Now, Dr Reddy is following a scientific revolution that could one day loosen those tethers. Across major research centers, including Harvard and New York University, scientists are pursuing a bold idea: Using animal organs to save human lives. The process, known as xenotransplantation, involves editing pig organs so the human body can accept them. It is no longer the stuff of science fiction.
Using CRISPR, a gene‑editing tool often described as molecular scissors, researchers have removed dangerous pig viruses and added human genes that help the body recognize the organ as its own.
In early 2024, surgeons at Massachusetts General Hospital reached a milestone when they transplanted a modified pig kidney into a living patient. It was the culmination of decades of work that began in the 1960s, when early attempts at cross‑species transplants failed quickly and often dramatically.
For years, the field was dismissed as fringe science. But advances in immunology, gene editing and organ preservation have pushed xenotransplantation from speculation into a serious medical frontier. Last year, a pig kidney functioned inside a human body for six months. Tim Andrews, 67, lived for 271 days with a gene‑edited pig kidney before his body eventually rejected it.
Medical journals called the moment a turning point.

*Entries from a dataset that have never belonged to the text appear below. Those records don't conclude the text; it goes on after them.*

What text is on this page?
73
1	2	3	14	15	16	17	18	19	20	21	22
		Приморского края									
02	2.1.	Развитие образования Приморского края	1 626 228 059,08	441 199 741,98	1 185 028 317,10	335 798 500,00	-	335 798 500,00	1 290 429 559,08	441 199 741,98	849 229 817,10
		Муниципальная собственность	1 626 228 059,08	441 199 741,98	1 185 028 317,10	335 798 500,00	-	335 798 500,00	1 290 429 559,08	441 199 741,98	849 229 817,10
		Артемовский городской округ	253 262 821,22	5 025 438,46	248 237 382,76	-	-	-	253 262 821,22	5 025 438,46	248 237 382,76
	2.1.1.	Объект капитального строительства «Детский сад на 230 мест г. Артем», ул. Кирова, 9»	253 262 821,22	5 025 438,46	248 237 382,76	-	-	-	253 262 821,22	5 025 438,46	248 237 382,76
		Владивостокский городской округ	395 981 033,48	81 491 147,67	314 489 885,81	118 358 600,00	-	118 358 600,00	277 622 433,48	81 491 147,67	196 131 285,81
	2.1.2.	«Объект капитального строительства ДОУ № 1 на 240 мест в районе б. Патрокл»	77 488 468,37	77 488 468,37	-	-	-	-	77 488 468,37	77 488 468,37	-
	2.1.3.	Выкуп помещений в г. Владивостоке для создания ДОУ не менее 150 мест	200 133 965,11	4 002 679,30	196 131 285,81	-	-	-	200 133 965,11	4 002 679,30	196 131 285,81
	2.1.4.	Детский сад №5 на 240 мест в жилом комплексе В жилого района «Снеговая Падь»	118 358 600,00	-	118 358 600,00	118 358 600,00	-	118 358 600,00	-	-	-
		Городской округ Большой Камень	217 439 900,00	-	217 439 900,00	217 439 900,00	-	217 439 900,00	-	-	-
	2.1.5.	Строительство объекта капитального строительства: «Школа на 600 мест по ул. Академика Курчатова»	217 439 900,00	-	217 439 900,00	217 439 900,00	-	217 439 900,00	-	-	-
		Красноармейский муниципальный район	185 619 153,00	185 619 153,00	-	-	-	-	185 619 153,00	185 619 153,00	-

For doctors like Dr Reddy, it offered a glimpse of a future in which patients are not left waiting for organs that never come. “There are simply not enough human kidneys to go around,” he says. “If this technology succeeds, it will be one of the greatest breakthroughs in treating kidney failure. It’s a gift to humanity.”
The urgency is real. Kidney disease affects more than 800 million people worldwide, according to global nephrology estimates. In the United States alone, more than 90,000 people are waiting for a kidney transplant, far more than for any other organ. Yet only about 25,000 kidney transplants are performed each year. The math has never worked.
That is why researchers are pursuing multiple paths at once. While xenotransplantation aims to expand the supply of organs, another line of innovation seeks to eliminate the need for traditional dialysis altogether.
Dr Reddy believes artificial intelligence may soon play a role, particularly in dialysis. “A lot of energy is going to new treatment methods, and I can see AI having a role in dialysis in the future because it’s a treatment that is algorithmic,” he says. “This will certainly boost our capacity to handle more patients, which means more access to dialysis for more people.”
The need is vast. Globally, fewer than half of the people who require dialysis receive it. In parts of Africa, the proportion is far lower. Millions die each year simply because they cannot access treatment. Even in wealthier countries, dialysis centers are strained, and rural patients often travel long distances for care.
Dr Reddy hopes the next wave of technology will help doctors detect kidney disease long before dialysis or transplants are needed. Ultimately, he believes AI could shift the focus from costly treatment to early prevention. “AI can play a part in early screening by arresting kidney cases before they reach the end stage, so we can move from expensive treatment to life‑saving prevention,” he says.
Parallel to these biological breakthroughs, Dr Reddy is tracking another engineering feat that aims to shrink the entire dialysis clinic into something a person could carry, or even have implanted. The Kidney Project, a national research effort led by the University of California, San Francisco, is developing a small, implantable artificial kidney.
About the size of a coffee cup, the device uses tiny silicon filters and engineered human cells to clean the blood. It is designed to run on the patient’s own blood pressure, without electricity, tubes or weekly appointments. “The bioartificial kidney will also be a game changer for patients, although it has been quiet for a while,” Dr Reddy notes.
The idea of an artificial kidney has circulated for decades, but only recently have materials science and micro‑engineering advanced enough to make it plausible. Silicon membranes can now filter blood with extraordinary precision. Lab‑grown kidney cells can mimic some of the organ’s natural functions. If the device succeeds in human trials, it could free millions from the grueling routine of dialysis.
For now, Dr Reddy continues to care for patients who measure their lives in hours spent beside a machine. But he believes that, soon enough, the story of kidney disease may be rewritten, by science, by technology and by the determination of the people working to change what has long felt unchangeable.